What are the responsibilities and job description for the Senior Solutions Architect position at Idexcel?
Job Title: Senior Solutions Architect
Location: Remote - Quarterly travel required for PI Planning (Northeast corridor, typically Washington, DC or Wilmington, DE)
Duration: Long term
Note: Must have worked with any transportation client
Job Responsibilities and required skill set:
10 years of progressive IT/technology experience with a foundation in hands-on engineering delivery — application development, systems integration, or data platform work — before moving into architecture; candidates who have only held advisory roles will not be competitive.
5 years as a Solutions or Enterprise Architect with demonstrated ownership of complex, multi-system solutioning in rail, transit, airlines, or transportation operations; exposure to scheduling, dispatch, crew management, asset maintenance, and train control function as a connected operational ecosystem is a plus.
Proven ability to perform structured business process analysis — process mapping, As-Is/To-Be modeling, gap analysis, workflow decomposition — not systems architecture in isolation; the work requires equal fluency in operational process and technical design.
Deep command of integration architecture: event-driven patterns, REST/GraphQL APIs, pub/sub and streaming (Kafka or equivalent), and data exchange in operational contexts spanning OT/IT boundaries.
Experience designing for 24/7 operational availability on cloud and hybrid platforms (AWS, Azure, or GCP); familiarity with the reliability, latency, and fault-tolerance requirements of safety-adjacent rail environments.
Ability to lead technical solutioning for operational data pipelines — real-time streaming ingestion, event processing, and lakehouse patterns applied to train performance, delay causality, and asset health data.
Demonstrated ability to produce rigorous, execution-grade architecture artifacts: solution design documents, integration maps, API contracts, non-functional requirement matrices, and Architecture Decision Records that engineering teams can build against without interpretation overhead.

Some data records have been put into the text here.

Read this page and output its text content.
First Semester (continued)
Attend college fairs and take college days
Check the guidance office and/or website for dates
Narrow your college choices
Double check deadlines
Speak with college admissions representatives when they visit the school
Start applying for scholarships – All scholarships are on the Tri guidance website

Direct engagement experience with operational stakeholders — dispatchers, controllers, planners, front-line supervisors — to ground architecture decisions in actual workflow context rather than idealized process models.
Familiarity with AI/ML-enabled operations: predictive maintenance, anomaly detection, scheduling optimization, or computer vision inspection pipelines; experience with lakehouse architecture (Databricks, Delta Lake, Unity Catalog) applied to operational and engineering data is a strong differentiator.
Prior contractor or consulting engagement model experience; able to deliver independently, manage scope, communicate proactively on blockers, and maintain artifact quality without close supervision — including support for RFP/RFQ technical inputs, vendor evaluations, and architecture governance participation.